Over the weekend I made two cookbook/ipad stands from Walnut and Bubinga. One is for the birthday of a friend's daughter, and the other one I'll probably sell of use for a Christmas gift.

The cutting board I made for myself. It measures 12x20 and is 1.75 inches thick. It's made from Walnut, Maple, and Bubinga and coated with 5 coats of Howard's Butcher Block conditioner.

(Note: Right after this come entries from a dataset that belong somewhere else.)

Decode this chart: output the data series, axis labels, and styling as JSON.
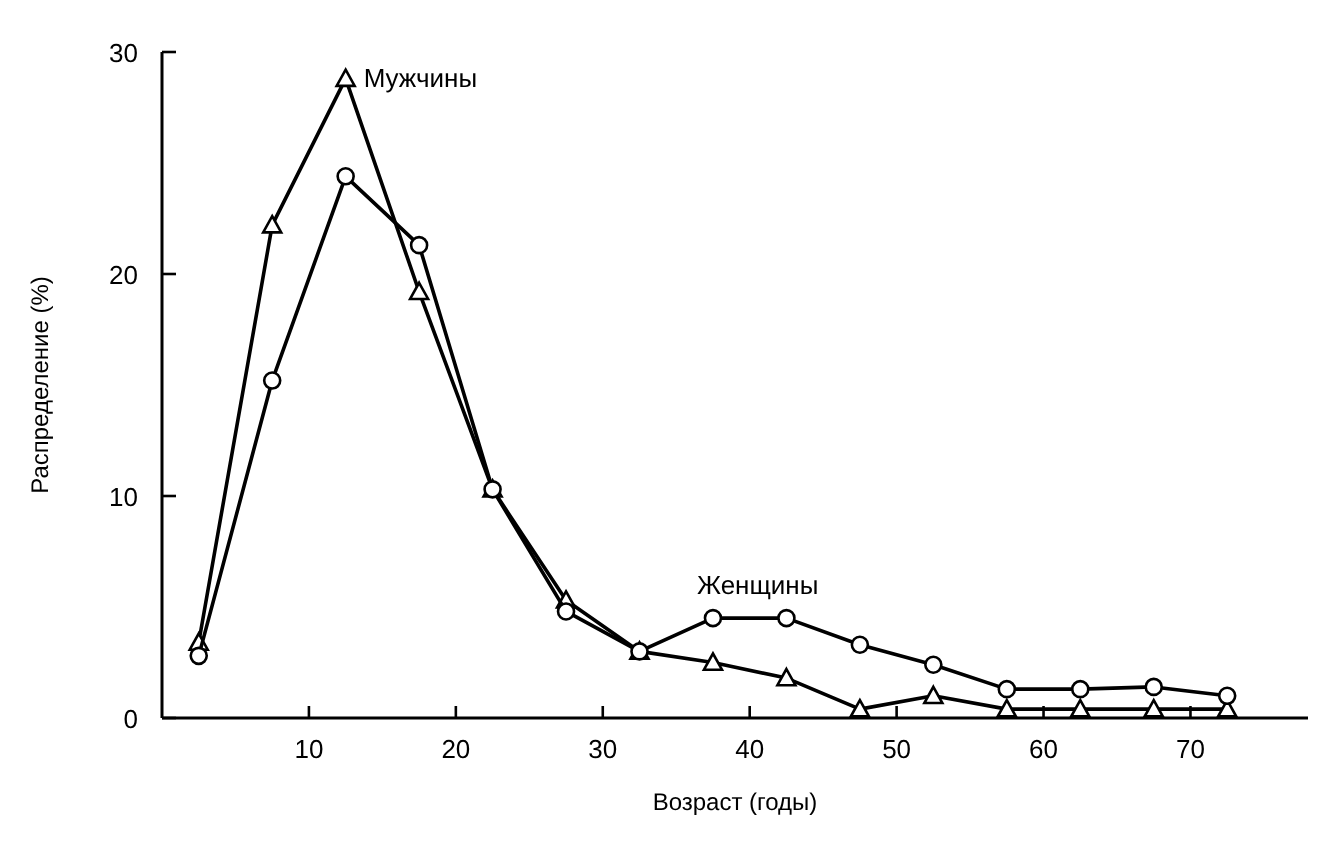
{
  "chart_data": {
    "type": "line",
    "xlabel": "Возраст (годы)",
    "ylabel": "Распределение (%)",
    "x": [
      2.5,
      7.5,
      12.5,
      17.5,
      22.5,
      27.5,
      32.5,
      37.5,
      42.5,
      47.5,
      52.5,
      57.5,
      62.5,
      67.5,
      72.5
    ],
    "series": [
      {
        "name": "Мужчины",
        "color": "#000000",
        "marker": "triangle",
        "values": [
          3.4,
          22.2,
          28.8,
          19.2,
          10.3,
          5.3,
          3.0,
          2.5,
          1.8,
          0.4,
          1.0,
          0.4,
          0.4,
          0.4,
          0.4
        ]
      },
      {
        "name": "Женщины",
        "color": "#000000",
        "marker": "circle",
        "values": [
          2.8,
          15.2,
          24.4,
          21.3,
          10.3,
          4.8,
          3.0,
          4.5,
          4.5,
          3.3,
          2.4,
          1.3,
          1.3,
          1.4,
          1.0
        ]
      }
    ],
    "xlim": [
      0,
      78
    ],
    "xticks": [
      10,
      20,
      30,
      40,
      50,
      60,
      70
    ],
    "ylim": [
      0,
      30
    ],
    "yticks": [
      0,
      10,
      20,
      30
    ],
    "grid": false,
    "line_style": "solid"
  }
}
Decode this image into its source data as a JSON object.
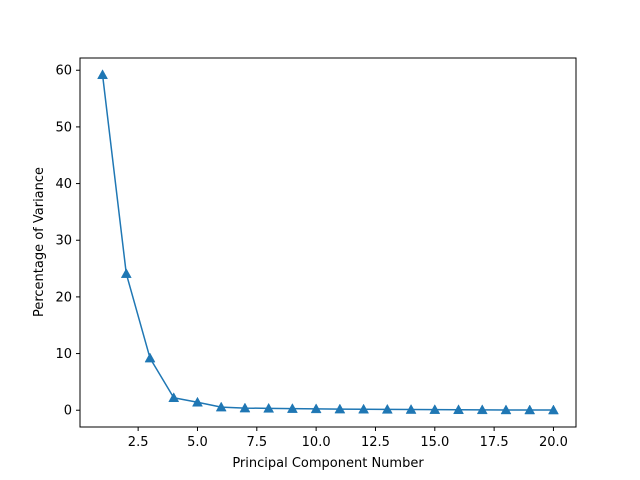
{
  "chart_data": {
    "type": "line",
    "title": "",
    "xlabel": "Principal Component Number",
    "ylabel": "Percentage of Variance",
    "xlim": [
      0.05,
      20.95
    ],
    "ylim": [
      -2.96,
      62.16
    ],
    "xticks": [
      2.5,
      5.0,
      7.5,
      10.0,
      12.5,
      15.0,
      17.5,
      20.0
    ],
    "xtick_labels": [
      "2.5",
      "5.0",
      "7.5",
      "10.0",
      "12.5",
      "15.0",
      "17.5",
      "20.0"
    ],
    "yticks": [
      0,
      10,
      20,
      30,
      40,
      50,
      60
    ],
    "ytick_labels": [
      "0",
      "10",
      "20",
      "30",
      "40",
      "50",
      "60"
    ],
    "grid": false,
    "legend": "none",
    "series": [
      {
        "color": "#1f77b4",
        "marker": "triangle-up",
        "x": [
          1,
          2,
          3,
          4,
          5,
          6,
          7,
          8,
          9,
          10,
          11,
          12,
          13,
          14,
          15,
          16,
          17,
          18,
          19,
          20
        ],
        "y": [
          59.2,
          24.1,
          9.2,
          2.2,
          1.4,
          0.55,
          0.38,
          0.33,
          0.28,
          0.24,
          0.2,
          0.18,
          0.15,
          0.12,
          0.1,
          0.08,
          0.07,
          0.05,
          0.04,
          0.03
        ]
      }
    ]
  }
}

Reactions: Like 6 | EyeCandy! 2 | Way Cool 3


----------



## Nature Man (Jul 5, 2016)

Love the IPad stand. I would like to make one of those. I really like your wood choices for your projects. Chuck

Reactions: Thank You! 1


----------



## barry richardson (Jul 5, 2016)

that book stand is a great idea, I like the handle. Makes it easy to move around with the book on it

Reactions: Thank You! 1


----------



## Tony (Jul 5, 2016)

Very nice pieces! Tony

Reactions: Thank You! 1


----------



## TimR (Jul 5, 2016)

Nicely done...if folks can't see inspiration here...don't know where they'll find it!

Reactions: Thank You! 1


----------



## Ray D (Jul 5, 2016)

Great idea on the I Pad stand. I can really see that coming in handy.
Ray

Reactions: Thank You! 1


----------



## Tony (Jul 5, 2016)

Buddy, I'm thinking a matched set would go over well..... Tony


----------



## MKTacop (Jul 5, 2016)

Tony said:


> Buddy, I'm thinking a matched set would go over well..... Tony



Matched set of a cutting board and the stand?


----------



## Tony (Jul 5, 2016)

MKTacop said:


> Matched set of a cutting board and the stand?



Exactly


----------



## MKTacop (Jul 5, 2016)

Tony said:


> Exactly


Good idea! I may do that. Thanks Tony!


----------



## Tony (Jul 5, 2016)

I make cutting boards, I also bought some cheese slicer kits this year. I'm going to make some sets of them, hopefully they'll sell. Tony

Reactions: Like 1


----------



## ripjack13 (Jul 5, 2016)

Very cool. Looks real good.

My wife has a stand with a clothes pin attached to the top for recipes, looks kinda like the stand you have...

Reactions: Like 1


----------